Em reuniões públicas e privadas, o ministro da Relações Exteriores falou também sobre a iniciativa do presidente Fernando Henrique Cardoso de realizar em Brasília, no segundo semestre, a primeira cimeira de líderes da América do Sul para coordenar políticas e ações de integração de infra-estrutura, de combate à corrupção, ao narcotráfico e à lavagem de dinheiro e de fortalecimento das instituições democráticas na região. Ao mesmo tempo, ele explicou que o Brasil vê a América Latina como "um conceito cultural, mas não um conceito operacional" e observou que o País quer ser visto e tratado como entidade própria e como uma nação que tem um papel regional e internacional positivo.
As dúvidas do Brasil em relação à Alca e o desejo do País de afirmar sua posição natural de liderança na América do Sul não são novidades. Nova, porém, é a tranquilidade com que Washington constatou essas posturas brasileiras. Em lugar de levantar dúvidas sobre as intenções do Brasil ou cobrar explicações, como faziam no passado, os americanos usaram a visita de Lampreia para fazer gestos calculados para sublinhar o que o embaixador dos EUA em Brasília, Anthony Harrington, chamaria, no final da visita, de "uma relação madura entre dois países".
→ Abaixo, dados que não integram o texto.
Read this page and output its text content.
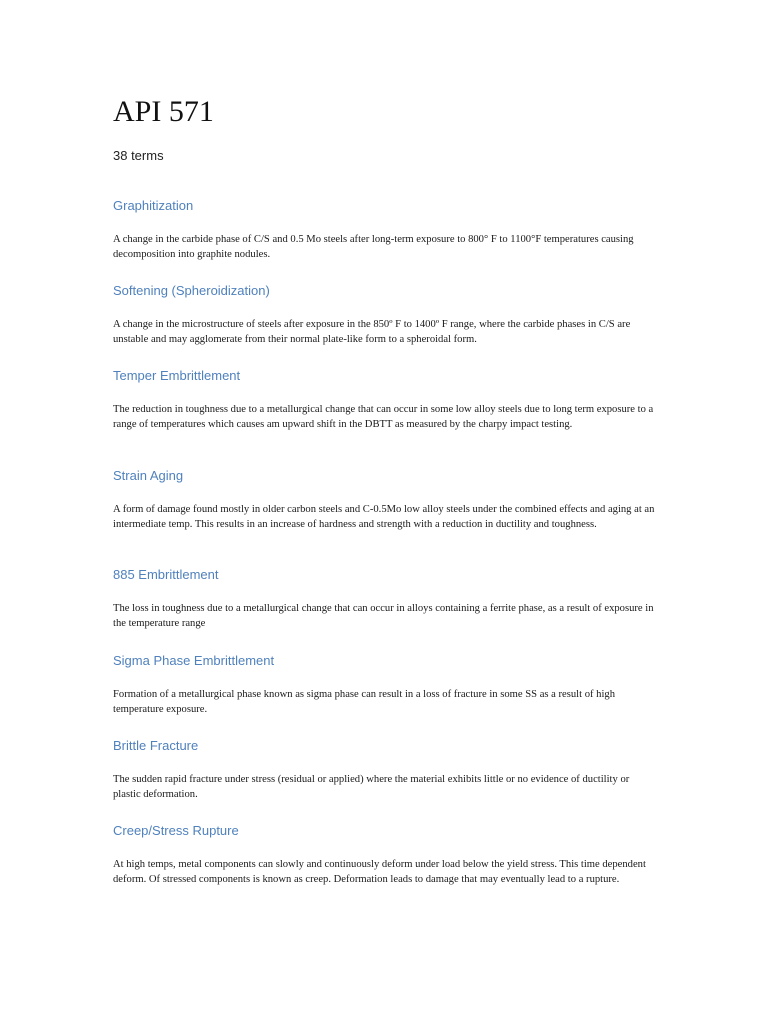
API 571

38 terms

Graphitization

A change in the carbide phase of C/S and 0.5 Mo steels after long-term exposure to 800° F to 1100°F temperatures causing decomposition into graphite nodules.

Softening (Spheroidization)

A change in the microstructure of steels after exposure in the 850º F to 1400º F range, where the carbide phases in C/S are unstable and may agglomerate from their normal plate-like form to a spheroidal form.

Temper Embrittlement

The reduction in toughness due to a metallurgical change that can occur in some low alloy steels due to long term exposure to a range of temperatures which causes am upward shift in the DBTT as measured by the charpy impact testing.

Strain Aging

A form of damage found mostly in older carbon steels and C-0.5Mo low alloy steels under the combined effects and aging at an intermediate temp. This results in an increase of hardness and strength with a reduction in ductility and toughness.

885 Embrittlement

The loss in toughness due to a metallurgical change that can occur in alloys containing a ferrite phase, as a result of exposure in the temperature range

Sigma Phase Embrittlement

Formation of a metallurgical phase known as sigma phase can result in a loss of fracture in some SS as a result of high temperature exposure.

Brittle Fracture

The sudden rapid fracture under stress (residual or applied) where the material exhibits little or no evidence of ductility or plastic deformation.

Creep/Stress Rupture

At high temps, metal components can slowly and continuously deform under load below the yield stress. This time dependent deform. Of stressed components is known as creep. Deformation leads to damage that may eventually lead to a rupture.
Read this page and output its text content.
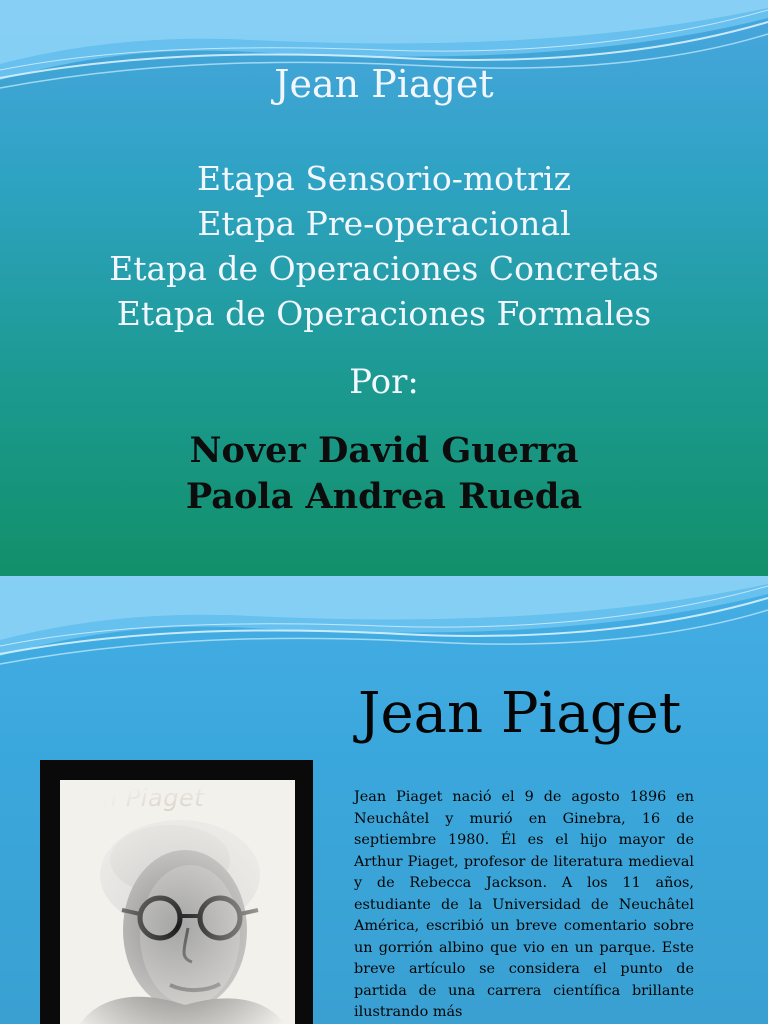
Jean Piaget
Etapa Sensorio-motriz
Etapa Pre-operacional
Etapa de Operaciones Concretas
Etapa de Operaciones Formales
Por:
Nover David Guerra
Paola Andrea Rueda
Jean Piaget
Jean Piaget nació el 9 de agosto 1896 en Neuchâtel y murió en Ginebra, 16 de septiembre 1980. Él es el hijo mayor de Arthur Piaget, profesor de literatura medieval y de Rebecca Jackson. A los 11 años, estudiante de la Universidad de Neuchâtel América, escribió un breve comentario sobre un gorrión albino que vio en un parque. Este breve artículo se considera el punto de partida de una carrera científica brillante ilustrando más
Assim, na quinta-feira, Lampreia e a secretária de Estado, Madeleine Albright, autorizaram a conclusão de um acordo técnico que abre as portas para a viabilização comercial do Centro de Lançamentos de Alcântara, no Maranhão. O acordo, que deve ser assinado este mês, permitirá que empresas americanas de telecomunicações ponham seus satélites em órbita a partir de Alcântara. A mudança da política dos EUA, que coloca o Brasil no clube de países que oferecem serviços de tecnologia sensível e avançada, "é uma demonstração de confiança e foi feita em função da conduta exemplar do Brasil na área de não proliferação", explicou um funcionário americano, falando à Agência Estado. Até agora, Washington autorizava lançamento de satélites por empresas americanas apenas nos países signatários originais do Regime de Controle de Tecnologia de Mísseis, um acordo internacional de 1986 ao qual o Brasil só aderiu em 1995.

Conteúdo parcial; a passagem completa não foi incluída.